Overall, I would say the results were disappointing, fewer patients had progressed far enough for meaningful results than I had hoped for. However, given that the data cut offs were usually around December and most of the trials were near the end of phase 1, hopefully updated results at ASCO will be more revealing. There were positive initial results on brain metastases for Alectinib, and AP26113. X396 had a higher partial response rate of 83% at it highest two doses, but only 6 patients were in that category. Several drugs had initial responses with cancers other than NSCLC.

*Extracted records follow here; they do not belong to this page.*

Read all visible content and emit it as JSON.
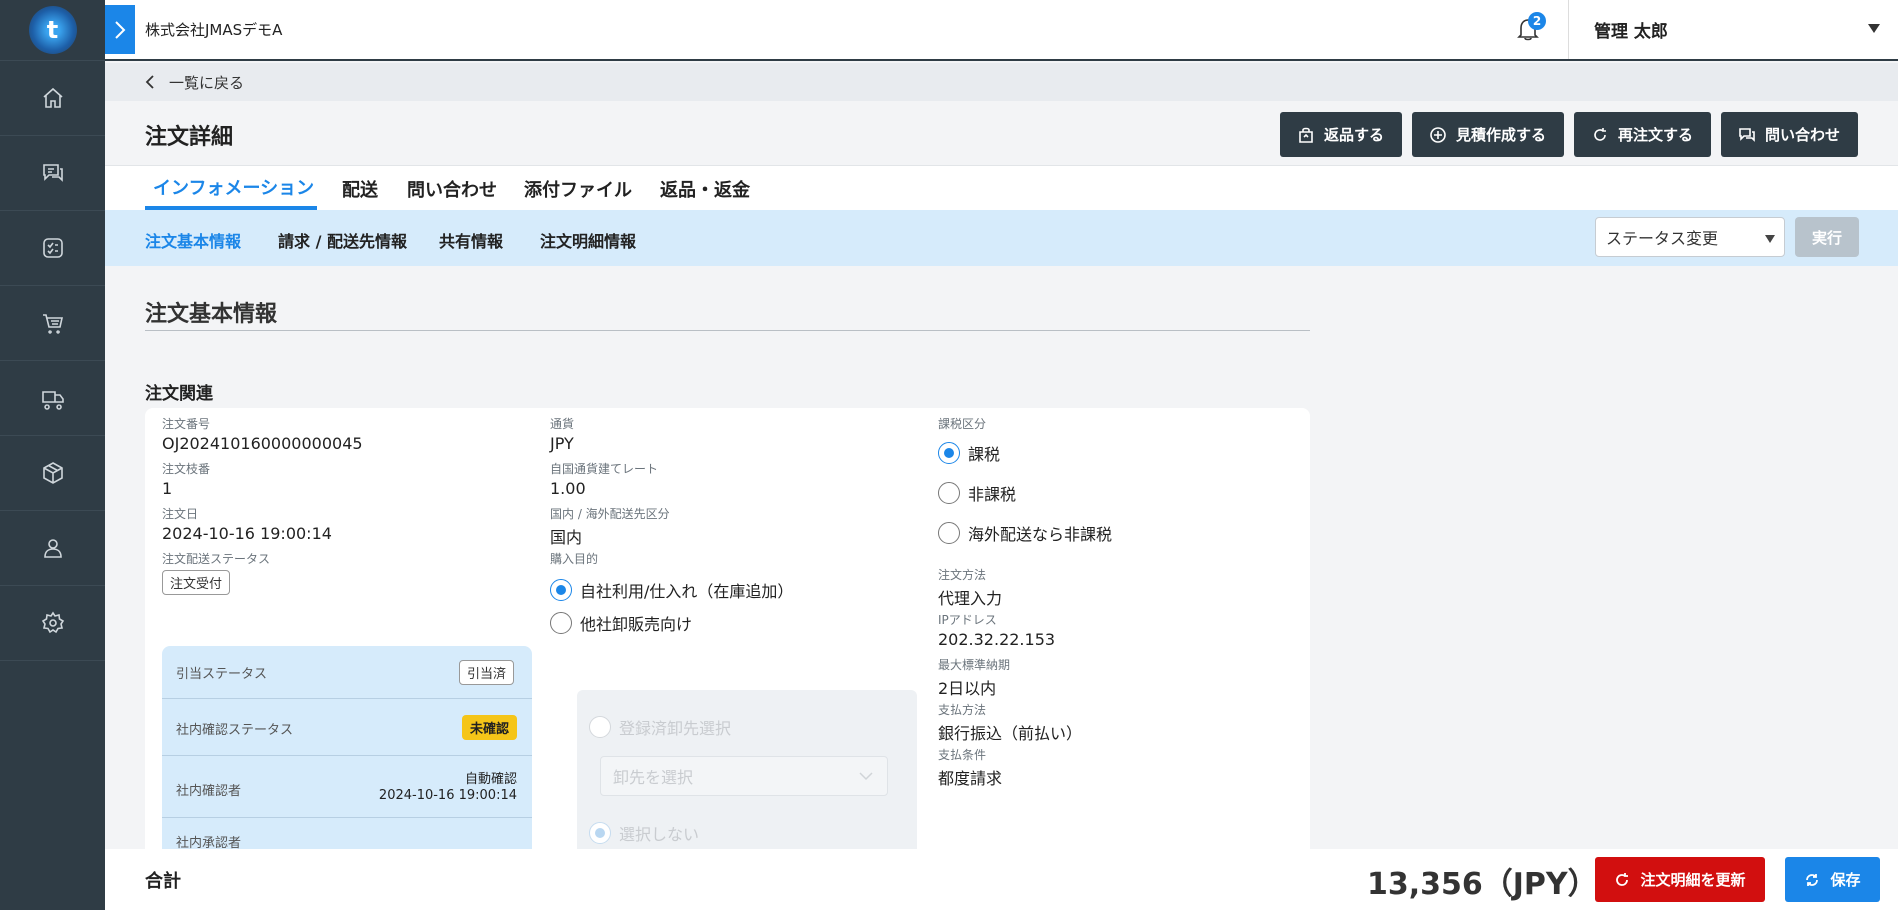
{
  "sidebar": {
    "logo_text": "t",
    "items": [
      {
        "icon": "home-icon"
      },
      {
        "icon": "chat-icon"
      },
      {
        "icon": "checklist-icon"
      },
      {
        "icon": "cart-icon"
      },
      {
        "icon": "truck-icon"
      },
      {
        "icon": "box-icon"
      },
      {
        "icon": "user-icon"
      },
      {
        "icon": "gear-icon"
      }
    ]
  },
  "topbar": {
    "company": "株式会社JMASデモA",
    "notification_count": "2",
    "user_name": "管理 太郎"
  },
  "back_link": "一覧に戻る",
  "page_title": "注文詳細",
  "actions": {
    "return": "返品する",
    "estimate": "見積作成する",
    "reorder": "再注文する",
    "inquiry": "問い合わせ"
  },
  "tabs": [
    "インフォメーション",
    "配送",
    "問い合わせ",
    "添付ファイル",
    "返品・返金"
  ],
  "subtabs": [
    "注文基本情報",
    "請求 / 配送先情報",
    "共有情報",
    "注文明細情報"
  ],
  "status_select": "ステータス変更",
  "exec_button": "実行",
  "section_title": "注文基本情報",
  "group_title": "注文関連",
  "col1": {
    "order_no_label": "注文番号",
    "order_no": "OJ202410160000000045",
    "branch_label": "注文枝番",
    "branch": "1",
    "date_label": "注文日",
    "date": "2024-10-16 19:00:14",
    "ship_status_label": "注文配送ステータス",
    "ship_status": "注文受付",
    "panel": {
      "alloc_label": "引当ステータス",
      "alloc_value": "引当済",
      "confirm_label": "社内確認ステータス",
      "confirm_value": "未確認",
      "confirmer_label": "社内確認者",
      "confirmer_value": "自動確認",
      "confirmer_date": "2024-10-16 19:00:14",
      "approver_label": "社内承認者"
    }
  },
  "col2": {
    "currency_label": "通貨",
    "currency": "JPY",
    "rate_label": "自国通貨建てレート",
    "rate": "1.00",
    "domestic_label": "国内 / 海外配送先区分",
    "domestic": "国内",
    "purpose_label": "購入目的",
    "purpose_options": [
      "自社利用/仕入れ（在庫追加）",
      "他社卸販売向け"
    ],
    "wholesale_options": [
      "登録済卸先選択",
      "選択しない"
    ],
    "wholesale_placeholder": "卸先を選択"
  },
  "col3": {
    "tax_label": "課税区分",
    "tax_options": [
      "課税",
      "非課税",
      "海外配送なら非課税"
    ],
    "method_label": "注文方法",
    "method": "代理入力",
    "ip_label": "IPアドレス",
    "ip": "202.32.22.153",
    "delivery_label": "最大標準納期",
    "delivery": "2日以内",
    "payment_label": "支払方法",
    "payment": "銀行振込（前払い）",
    "terms_label": "支払条件",
    "terms": "都度請求"
  },
  "footer": {
    "total_label": "合計",
    "total_value": "13,356（JPY）",
    "update_button": "注文明細を更新",
    "save_button": "保存"
  },
  "colors": {
    "accent": "#1b86e8",
    "sidebar": "#2f3c45",
    "danger": "#d20f0f",
    "warning": "#f5c518"
  }
}
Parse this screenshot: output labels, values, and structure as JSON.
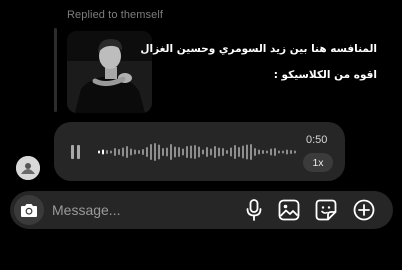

Here is the link were you can search for the abstracts: abstsearch.asco.org/144_60057/search.php?zoom_sort=0&zoom_query=ALK+inhibitors&zoom_per_page=50&zoom_and=1
There is an update on Ceritinib. It is besed on 255 patients, 246 were ALK+ NSCLC. 67% had received greater than or equal to 2 prior anti cancer therapies. Otbjective response rates were equal to or were better than 60% for each subgroup of patients who had 0,1,2, and 3 prior anti cancer treatments.
The following data is for 180 patients who had received greater than 18 weeks of treatment prior to AUG. cutoff.
The most common adverse events continued to be GI related and fatigue.
For Crizotinib resistant patients the objective (+30%) response rates (ORR) were 55% and the progression free survival (PFS) median period was 6.9 months.
For Crizotinib naive the ORR was 69.5% and the median PFS was not estimated. However the PFS at 12 months was 58.1%.
There is an update for AP26113 with 114 patients. 65 in phase 1 and 49 in phase 2. The most common adverse events were GI related, fatigue and headaches. Adverse events were generally lower than in Ceritinib.
Early onset pulmonary symptoms requiring immediate medical attention happened in 13% of patients at 180mg. None of these symptoms happened in patients at 90mg. So they changed the protocol. Half of the patients will get one week at 90mg and then step it up to 180mg. The other half will start with and stay at 90 mg. I believe that since the changed the protocol, no more early onset pulmonary symptoms have occurred.
Of 38 evaluable ALK+ NSCLC patients with prior Crizotinib there was an ORR of 63%. Duration of response was between 1.6 months and 14.7 months (ongoing). Among 42 evaluable patients median PFS is 47 weeks.
There were 10 patients with untreated brain metastases. 6 had responses in the brain including 4 with undetectable brain mets after treatment.